Once upon a time there was a great forest fire. The year was 1949 and the place was Mann Gulch, Montana. There were a bunch of Smokejumpers, or airborne forest firefighters trapped by a conflagration enveloping them. They were trying to outrun it, but the fire was curving around them. One old man lit clumps of dead grass to start the grass-fire up a hill-side overgrown with tall yellow grass and dry scrub. Follow me, men! He yelled as he fanned the flames and followed the wall of the burning grass up the hillside, that he set on fire. Behind him was natural leader and a former paratrooper, who jumped in Normandy, France, in 1944, and lived to tell about it. He looked at the old man and said, This is nuts! I am getting out of here! And ran on out of the canyon. The rest of the smokejumpers followed him. None of them made it. The old man survived alone. He knew what he was doing. He lit an escape fire. He was dying of cancer and had less than a month to live.

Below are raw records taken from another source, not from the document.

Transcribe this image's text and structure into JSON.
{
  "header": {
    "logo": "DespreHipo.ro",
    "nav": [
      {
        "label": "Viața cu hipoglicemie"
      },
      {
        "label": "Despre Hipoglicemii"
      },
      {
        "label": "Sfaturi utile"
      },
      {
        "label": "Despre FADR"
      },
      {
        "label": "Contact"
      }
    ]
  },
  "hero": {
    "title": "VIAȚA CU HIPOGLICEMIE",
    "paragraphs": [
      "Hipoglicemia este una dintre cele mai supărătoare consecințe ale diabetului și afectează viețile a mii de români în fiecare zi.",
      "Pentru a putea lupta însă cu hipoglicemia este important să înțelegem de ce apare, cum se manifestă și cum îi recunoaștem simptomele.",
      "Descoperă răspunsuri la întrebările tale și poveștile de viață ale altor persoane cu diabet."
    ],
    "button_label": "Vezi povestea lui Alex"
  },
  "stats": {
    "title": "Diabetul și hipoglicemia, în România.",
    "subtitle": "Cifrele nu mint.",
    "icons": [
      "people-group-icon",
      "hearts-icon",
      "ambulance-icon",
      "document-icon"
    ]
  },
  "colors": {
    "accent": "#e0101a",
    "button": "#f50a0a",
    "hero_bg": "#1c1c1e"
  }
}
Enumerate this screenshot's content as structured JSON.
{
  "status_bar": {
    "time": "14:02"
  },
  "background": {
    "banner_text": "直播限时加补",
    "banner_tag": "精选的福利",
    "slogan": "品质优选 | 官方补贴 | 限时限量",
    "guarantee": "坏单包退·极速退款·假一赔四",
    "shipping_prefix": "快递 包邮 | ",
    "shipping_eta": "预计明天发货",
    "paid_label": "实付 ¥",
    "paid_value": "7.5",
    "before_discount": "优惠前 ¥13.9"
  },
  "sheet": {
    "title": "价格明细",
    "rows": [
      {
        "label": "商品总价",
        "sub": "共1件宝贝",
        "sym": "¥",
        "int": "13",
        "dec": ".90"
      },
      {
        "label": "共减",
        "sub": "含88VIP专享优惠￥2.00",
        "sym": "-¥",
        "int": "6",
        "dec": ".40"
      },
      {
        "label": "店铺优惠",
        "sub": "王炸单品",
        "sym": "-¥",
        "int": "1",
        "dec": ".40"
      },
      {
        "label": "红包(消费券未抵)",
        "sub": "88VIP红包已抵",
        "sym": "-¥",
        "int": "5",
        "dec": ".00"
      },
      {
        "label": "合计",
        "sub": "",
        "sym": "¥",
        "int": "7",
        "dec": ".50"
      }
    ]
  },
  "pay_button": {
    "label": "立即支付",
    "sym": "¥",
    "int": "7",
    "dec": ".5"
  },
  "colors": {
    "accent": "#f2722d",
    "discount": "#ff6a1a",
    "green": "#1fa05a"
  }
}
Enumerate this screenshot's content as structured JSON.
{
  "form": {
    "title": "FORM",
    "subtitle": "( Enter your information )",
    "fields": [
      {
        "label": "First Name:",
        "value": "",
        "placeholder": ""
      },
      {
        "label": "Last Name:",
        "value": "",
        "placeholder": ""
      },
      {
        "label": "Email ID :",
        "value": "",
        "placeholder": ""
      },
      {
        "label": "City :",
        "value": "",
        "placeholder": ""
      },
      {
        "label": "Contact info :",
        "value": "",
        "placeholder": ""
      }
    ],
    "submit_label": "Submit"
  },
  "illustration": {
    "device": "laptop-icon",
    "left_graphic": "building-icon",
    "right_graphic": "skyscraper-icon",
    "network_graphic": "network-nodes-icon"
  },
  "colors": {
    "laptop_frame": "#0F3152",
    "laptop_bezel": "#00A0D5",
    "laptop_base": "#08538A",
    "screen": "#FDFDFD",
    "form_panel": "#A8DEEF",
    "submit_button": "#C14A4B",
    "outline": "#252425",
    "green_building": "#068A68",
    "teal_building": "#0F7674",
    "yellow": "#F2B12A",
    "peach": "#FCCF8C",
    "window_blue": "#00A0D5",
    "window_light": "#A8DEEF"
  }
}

This was the Moses Parting the Sea sort of a moment. Follow me, he said and walked behind the wall of fire. It was also a rare incident from reality, where life imitates great works of art, satire among them. You can read the whole story in Norman Maclean's non-fiction book, Young Men and Fire. Great D&D play should be on the same scale, but it almost never is. I only know of one session, where something similar went on. Most of it hangs on the DM being able to write it up and then present it for players. There is a definite distinction between just fiction, genre fiction, fantasy fiction, and Literature, or great literature. Part of it is class and social snobbery to be sure, but there is a distinction between Literary Fiction and mere Sci-Fi and Fantasy. It all started for me, when my professor teaching the Science Fiction literature class, stated that he did not consider Ray Bradbury and Harlan Ellison to be Science Fiction writers. I asked him why not, and he said that Bradbury wrote something haunting and beautiful, and called it Science Fiction, while Ellison wrote something vaguely terrible, and called that, Science Fiction, when in fact neither wrote Sci-Fi, just literature. By the same token, Tolkien's Lord of The Rings is not considered serious literature, because it did not offer serious treatment of people coming to terms with their own broken hearts or mortality.
I happen to agree with that view. I think that Literature stands above pulp and genre fiction, and professionally published mainstream fiction is superior to fan fiction, and fan fiction is on the level or above most of the homebrew D&D stuff, but any home-grown D&D stands above the randomly generated adventure. There is a fiction promoted in the D&D gaming world (among many other such fictions), that you can roll up a random dungeon and that it will be just as good as the commercially published adventure module.
On the other end of that spectrum is literary quality writing, and I always thought that it was made, when a talented individual wrote about reality. Not until I read Young Men and Fire, did it occur to me, that the real world can cook up dramatic events worthy of great literature.